“Noi donne siamo sole”. Con queste parole Daniela Albanesi, Centro per le Pari Opportunità Regione Umbria, ha aperto il primo dei quattro appuntamenti dedicati al tema della donna, alle riflessioni sulla sua condizione e al complesso rapporto con il mondo dei media e del potere. Tanti i temi trattati e le problematiche messe sul tavolo: dal ruolo della donna all’interno della famiglia, all’esclusione dalle posizioni lavorative di prestigio, alla strumentalizzazione del corpo e alla posizione all’interno della società occidentale ed islamica.
Concita De Gregorio, direttore Unità, ha sottolineato come troppo spesso la donna venga considerata come una categoria a sé stante. “ Non basta dire donna”, ha più volte sottolineato il direttore dell’Unità riprendendo il titolo di un articolo e ribadendo la necessità di andare oltre le differenze di genere, raccontando una realtà in cui sempre più ragazzine sperano nei book fotografici per trovare lavoro, e di una condizione femminile peggiorata.

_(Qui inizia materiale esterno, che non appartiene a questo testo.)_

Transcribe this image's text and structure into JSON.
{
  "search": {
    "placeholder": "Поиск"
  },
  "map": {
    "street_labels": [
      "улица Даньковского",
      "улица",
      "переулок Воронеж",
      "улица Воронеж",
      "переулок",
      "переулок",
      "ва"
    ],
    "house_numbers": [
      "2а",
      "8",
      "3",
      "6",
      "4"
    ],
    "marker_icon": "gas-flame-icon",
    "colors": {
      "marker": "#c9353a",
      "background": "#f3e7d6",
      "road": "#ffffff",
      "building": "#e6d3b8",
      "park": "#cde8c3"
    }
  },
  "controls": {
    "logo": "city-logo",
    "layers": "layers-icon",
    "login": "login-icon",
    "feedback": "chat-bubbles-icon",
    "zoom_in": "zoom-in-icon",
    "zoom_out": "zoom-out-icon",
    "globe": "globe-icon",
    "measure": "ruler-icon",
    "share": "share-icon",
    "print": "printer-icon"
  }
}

Parzialmente diversa la posizione di Alessandra Arachi, giornalista del Corriere della Sera ed Emilio Carelli, direttore di SkyTg24. “Quando ho iniziato a scrivere pensare a dei capi-servizio donne, era inconcepibile mentre oggi al Corriere della Sera siamo equamente ripartiti tra uomini e donne. Sono convinta che da questo punto di vista un progresso notevole ci sia stato. Quello, purtroppo, a cui stiamo assistendo è una retrocessione collettiva dell’intera società. La cooptazione non è di genere, è sia maschile che femminile e i diritti che vengono a mancare, vengono meno per entrambi”. Questa la riflessione di Alessandra Arachi a cui ha fatto eco Emilio Carelli. “Molto è cambiato nella società attuale - ha sostenuto il direttore di SkyTg 24 - e in diversi campi la donna ha raggiunto posizioni di prestigio. Bisognerebbe smettere di parlare di uomo-donna ed applicare altre categorie, prima fra tutte quella di individuo”.
Interessante l’analisi di Joumana Haddad (An-Nahar) che allarga la discussione alla condizione della donna nel mondo aggiungendovi la dimensione religiosa. “ Il velo o il Burqa coprono il corpo della donna che rappresenta una tentazione per gli uomini. In questo senso la religione ha contribuito a trasformare il corpo della donna in “peccato”, un oggetto di desiderio e di paura. In Libano le donne che portano la minigonna si sentono emancipate ma l’emancipazione è altra cosa, la si raggiunge con le leggi”. E allora che fare? A margine del panel discussion si è tentato di trovare delle soluzioni, e il primo punto da cui ripartire sembra essere quello di credere più in sé stesse.